The only problem? The host team both are native English speakers. You, however, are playing with a foreign exchange student who does not know a single word of English, only Spanish. So, now you have to not just be able to communicate in a new language by looking up the new word every time (imagine you don’t have the short term memory to remember them, you only can remember English), but also have to try to do it as quick and accurate as the other team to even try to spit out the same pattern close to theirs in rhythm.
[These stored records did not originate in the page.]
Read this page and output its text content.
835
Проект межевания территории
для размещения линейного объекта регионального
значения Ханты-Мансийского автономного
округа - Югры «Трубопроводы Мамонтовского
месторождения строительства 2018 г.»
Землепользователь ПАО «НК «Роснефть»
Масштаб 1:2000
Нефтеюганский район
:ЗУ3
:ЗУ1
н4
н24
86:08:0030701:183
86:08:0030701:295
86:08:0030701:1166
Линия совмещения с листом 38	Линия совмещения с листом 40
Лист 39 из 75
Now, multiply this problem by a few million times, and this is an oversimplified way of thinking of the issues with translating instructions in real time between two totally different architectures. Now, realize that most consoles since the 16 bit era have separate teams working to output video, sound, and then for the 32 bit era and later, sub teams which only handle things like the math required to figure out where the corners and edges of a 3D thing is, then how the surface of it should look from the angle you’re looking (a floating point unit). So you hop on over to the room with the “video” team, only to realize the way the room is physically organized is totally different, lets say the guy that’s really good at doing the math for the 3D object size calculates them as hypothetical square objects to save time, not triangles like you’re used to. And on top of them speaking a different language inside of just that room compared to what your video guys speak. So now, that’s a whole new set of issues to worry about when they pass stuff off to the other teams to work in concert.

If you managed to write a dictionary to speed lookup of the translations, that’ll speed things up, but it will never be quite be with the exact same timing as the native English speaking team. Well, so you decide to find dedicated translators for the teams, but now that’s doubled your team size, and requires a ton more overhead even still. Actually exponential compared to what you’d think, because you have to then have translators between the Audio/Video/sound teams now too.

Eventually, you iron out all of these things, but you realize that the original Simon Says teams that all speak the same language have only a few dozen team members and can whip out instructions smoothly without delay, meanwhile you have 1000x the total people they do to be able to relay things between rooms as quickly and accurately as you can. Finally, you match them a long time later after you’ve worked out all of the kinks.